SEM images of nanoantenna array and in the inset a magnified view of the array elements. (Image: University of Bristol)
The work was carried out in Professor Martin Cryan's research group, which is part of the Photonics Research group in the Department of Electrical and Electronic Engineering.
The project was a collaboration with Dr Andrei Sarua from the School of Physics at Bristol and Dr Tahmina Ajmal from the University of Bedfordshire, who had previously worked on the Aquatest project at Bristol.
Together they developed a prototype low-cost, LED based sensor system, which they plan to develop further into a hand-held field deployable system for performing water quality monitoring.

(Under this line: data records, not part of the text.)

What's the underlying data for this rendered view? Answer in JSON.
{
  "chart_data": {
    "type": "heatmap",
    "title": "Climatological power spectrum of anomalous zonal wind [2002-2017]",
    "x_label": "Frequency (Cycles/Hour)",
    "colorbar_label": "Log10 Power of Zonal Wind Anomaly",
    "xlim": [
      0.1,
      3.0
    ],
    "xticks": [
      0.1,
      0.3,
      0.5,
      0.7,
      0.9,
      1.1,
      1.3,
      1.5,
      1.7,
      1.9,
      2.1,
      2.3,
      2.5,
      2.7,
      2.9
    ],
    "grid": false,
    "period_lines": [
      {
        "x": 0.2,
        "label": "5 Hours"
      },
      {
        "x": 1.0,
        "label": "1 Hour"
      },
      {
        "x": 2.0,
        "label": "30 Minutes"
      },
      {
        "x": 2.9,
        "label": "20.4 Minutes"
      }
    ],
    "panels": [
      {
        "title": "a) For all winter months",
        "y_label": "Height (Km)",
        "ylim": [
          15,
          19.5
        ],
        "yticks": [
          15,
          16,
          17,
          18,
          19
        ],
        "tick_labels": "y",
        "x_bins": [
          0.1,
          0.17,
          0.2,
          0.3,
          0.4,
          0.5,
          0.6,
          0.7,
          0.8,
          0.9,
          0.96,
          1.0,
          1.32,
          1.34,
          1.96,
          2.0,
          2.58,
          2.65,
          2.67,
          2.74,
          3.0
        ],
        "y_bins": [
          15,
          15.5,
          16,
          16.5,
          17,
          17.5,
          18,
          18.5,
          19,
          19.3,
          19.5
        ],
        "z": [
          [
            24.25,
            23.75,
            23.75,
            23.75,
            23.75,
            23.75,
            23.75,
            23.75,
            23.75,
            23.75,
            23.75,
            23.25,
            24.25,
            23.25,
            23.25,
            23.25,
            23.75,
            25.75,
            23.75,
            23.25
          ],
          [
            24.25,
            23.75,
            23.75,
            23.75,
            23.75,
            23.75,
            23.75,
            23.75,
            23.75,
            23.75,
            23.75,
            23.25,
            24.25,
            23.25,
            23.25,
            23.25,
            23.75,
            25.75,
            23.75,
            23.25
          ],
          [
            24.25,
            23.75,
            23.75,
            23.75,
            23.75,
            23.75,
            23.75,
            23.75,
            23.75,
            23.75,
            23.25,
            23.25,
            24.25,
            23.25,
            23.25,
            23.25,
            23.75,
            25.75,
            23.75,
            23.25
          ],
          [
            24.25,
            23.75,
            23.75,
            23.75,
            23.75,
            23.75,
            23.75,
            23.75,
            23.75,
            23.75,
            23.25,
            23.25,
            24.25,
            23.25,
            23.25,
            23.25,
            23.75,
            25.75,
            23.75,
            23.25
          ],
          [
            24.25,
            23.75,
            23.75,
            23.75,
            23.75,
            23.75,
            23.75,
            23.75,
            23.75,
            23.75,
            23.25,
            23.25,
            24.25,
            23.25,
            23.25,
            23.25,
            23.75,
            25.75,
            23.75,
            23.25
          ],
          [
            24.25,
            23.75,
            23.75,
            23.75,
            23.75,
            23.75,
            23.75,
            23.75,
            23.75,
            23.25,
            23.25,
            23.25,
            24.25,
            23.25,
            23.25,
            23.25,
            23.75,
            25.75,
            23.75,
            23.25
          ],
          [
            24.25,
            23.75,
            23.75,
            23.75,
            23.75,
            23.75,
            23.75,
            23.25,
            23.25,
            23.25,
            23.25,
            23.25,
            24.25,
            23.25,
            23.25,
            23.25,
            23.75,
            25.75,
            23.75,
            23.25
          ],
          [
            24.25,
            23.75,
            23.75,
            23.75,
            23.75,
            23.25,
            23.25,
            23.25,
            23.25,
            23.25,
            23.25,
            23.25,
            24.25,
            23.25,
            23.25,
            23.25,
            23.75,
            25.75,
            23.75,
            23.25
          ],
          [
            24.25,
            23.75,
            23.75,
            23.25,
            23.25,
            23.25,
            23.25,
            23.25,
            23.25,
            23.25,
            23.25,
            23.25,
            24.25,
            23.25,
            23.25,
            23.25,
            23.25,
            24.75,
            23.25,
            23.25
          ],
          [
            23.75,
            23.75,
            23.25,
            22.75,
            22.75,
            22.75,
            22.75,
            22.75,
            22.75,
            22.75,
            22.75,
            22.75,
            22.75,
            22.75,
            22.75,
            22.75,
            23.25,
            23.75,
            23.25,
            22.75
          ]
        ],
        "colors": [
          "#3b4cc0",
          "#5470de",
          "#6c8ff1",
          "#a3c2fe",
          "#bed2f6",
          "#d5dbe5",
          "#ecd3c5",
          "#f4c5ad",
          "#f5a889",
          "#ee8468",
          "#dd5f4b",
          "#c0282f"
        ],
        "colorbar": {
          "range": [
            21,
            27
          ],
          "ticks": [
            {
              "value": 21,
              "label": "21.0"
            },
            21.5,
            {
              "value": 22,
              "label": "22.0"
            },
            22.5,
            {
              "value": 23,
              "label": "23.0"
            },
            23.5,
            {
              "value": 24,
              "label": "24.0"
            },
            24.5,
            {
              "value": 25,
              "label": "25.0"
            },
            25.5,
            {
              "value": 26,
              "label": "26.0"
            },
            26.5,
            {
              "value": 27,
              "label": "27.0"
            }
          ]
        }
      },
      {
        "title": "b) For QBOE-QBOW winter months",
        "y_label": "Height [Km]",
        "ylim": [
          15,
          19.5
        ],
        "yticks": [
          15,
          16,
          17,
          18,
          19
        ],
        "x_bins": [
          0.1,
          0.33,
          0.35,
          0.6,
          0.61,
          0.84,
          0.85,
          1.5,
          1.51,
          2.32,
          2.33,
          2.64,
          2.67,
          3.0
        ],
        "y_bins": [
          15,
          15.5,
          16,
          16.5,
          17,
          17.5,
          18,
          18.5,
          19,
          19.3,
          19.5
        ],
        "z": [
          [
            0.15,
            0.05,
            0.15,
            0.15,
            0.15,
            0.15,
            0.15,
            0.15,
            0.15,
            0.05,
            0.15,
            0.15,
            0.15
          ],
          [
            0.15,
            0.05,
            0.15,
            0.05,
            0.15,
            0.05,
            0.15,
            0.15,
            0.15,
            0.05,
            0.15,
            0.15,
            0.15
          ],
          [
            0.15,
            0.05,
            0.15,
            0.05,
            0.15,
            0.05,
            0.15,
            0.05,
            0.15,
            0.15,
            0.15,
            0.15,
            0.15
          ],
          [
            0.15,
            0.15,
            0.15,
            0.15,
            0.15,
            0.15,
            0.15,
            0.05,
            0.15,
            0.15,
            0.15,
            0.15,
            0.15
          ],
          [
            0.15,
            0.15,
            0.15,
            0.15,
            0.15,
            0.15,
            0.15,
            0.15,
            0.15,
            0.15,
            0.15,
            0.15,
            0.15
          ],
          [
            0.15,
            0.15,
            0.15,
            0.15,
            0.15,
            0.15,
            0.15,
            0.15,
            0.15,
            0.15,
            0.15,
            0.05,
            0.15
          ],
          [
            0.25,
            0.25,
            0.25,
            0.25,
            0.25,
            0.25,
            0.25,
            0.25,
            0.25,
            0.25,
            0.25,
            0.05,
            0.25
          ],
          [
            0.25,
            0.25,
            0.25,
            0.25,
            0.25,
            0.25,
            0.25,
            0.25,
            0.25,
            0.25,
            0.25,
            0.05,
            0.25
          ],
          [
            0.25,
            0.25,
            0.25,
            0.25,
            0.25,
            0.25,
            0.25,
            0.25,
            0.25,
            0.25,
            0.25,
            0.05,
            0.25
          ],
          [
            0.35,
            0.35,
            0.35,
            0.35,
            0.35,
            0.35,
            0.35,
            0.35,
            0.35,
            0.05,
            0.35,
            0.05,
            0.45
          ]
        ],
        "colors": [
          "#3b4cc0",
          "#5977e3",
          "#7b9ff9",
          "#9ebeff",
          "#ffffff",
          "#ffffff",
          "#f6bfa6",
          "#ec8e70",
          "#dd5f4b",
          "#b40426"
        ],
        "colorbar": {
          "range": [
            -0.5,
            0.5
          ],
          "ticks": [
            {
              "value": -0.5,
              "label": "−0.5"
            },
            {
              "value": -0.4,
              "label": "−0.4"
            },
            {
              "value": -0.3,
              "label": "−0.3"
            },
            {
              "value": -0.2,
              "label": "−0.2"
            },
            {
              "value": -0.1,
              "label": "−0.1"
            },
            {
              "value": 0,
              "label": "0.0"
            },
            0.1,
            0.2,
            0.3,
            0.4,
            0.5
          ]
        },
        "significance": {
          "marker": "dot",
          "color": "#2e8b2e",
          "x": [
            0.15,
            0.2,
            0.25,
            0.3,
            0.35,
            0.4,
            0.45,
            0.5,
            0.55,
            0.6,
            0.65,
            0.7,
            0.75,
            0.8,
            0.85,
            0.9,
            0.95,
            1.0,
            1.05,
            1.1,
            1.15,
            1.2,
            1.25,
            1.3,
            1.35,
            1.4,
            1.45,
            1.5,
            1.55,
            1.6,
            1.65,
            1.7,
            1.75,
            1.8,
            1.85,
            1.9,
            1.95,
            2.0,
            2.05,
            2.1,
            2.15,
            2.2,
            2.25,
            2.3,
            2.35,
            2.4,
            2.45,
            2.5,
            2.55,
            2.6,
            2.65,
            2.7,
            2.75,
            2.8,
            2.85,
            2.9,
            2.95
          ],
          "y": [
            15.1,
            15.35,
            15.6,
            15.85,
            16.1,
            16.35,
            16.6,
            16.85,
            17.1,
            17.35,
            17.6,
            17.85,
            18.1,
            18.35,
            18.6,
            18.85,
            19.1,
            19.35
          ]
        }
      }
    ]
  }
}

Martin Cryan, Professor of Applied Electromagnetics and Photonics in the Department of Electrical and Electronic Engineering at the University of Bristol and co-author on the paper, said: "The nanoantenna arrays, which can be fabricated by lower cost production techniques such as nanoimprint lithography, can bring significant sensitivity enhancement so that laboratory quality measurements could be carried out in the field. This would allow for deployment of remote wireless sensor networks for early warning of pollution or continuous monitoring of water quality in sensitive environments."
Dr Dorh, now a Fellow within Bristol's QTEC programme, has co-founded a start-up, FluoretiQ, developing quantum enhanced fluorescence sensors which will help identify bacteria within minutes rather than days.
Professor Cryan's group is developing systems that could combine the power of nanoantennas with quantum enhanced sensors to produce yet further sensitivity enhancements.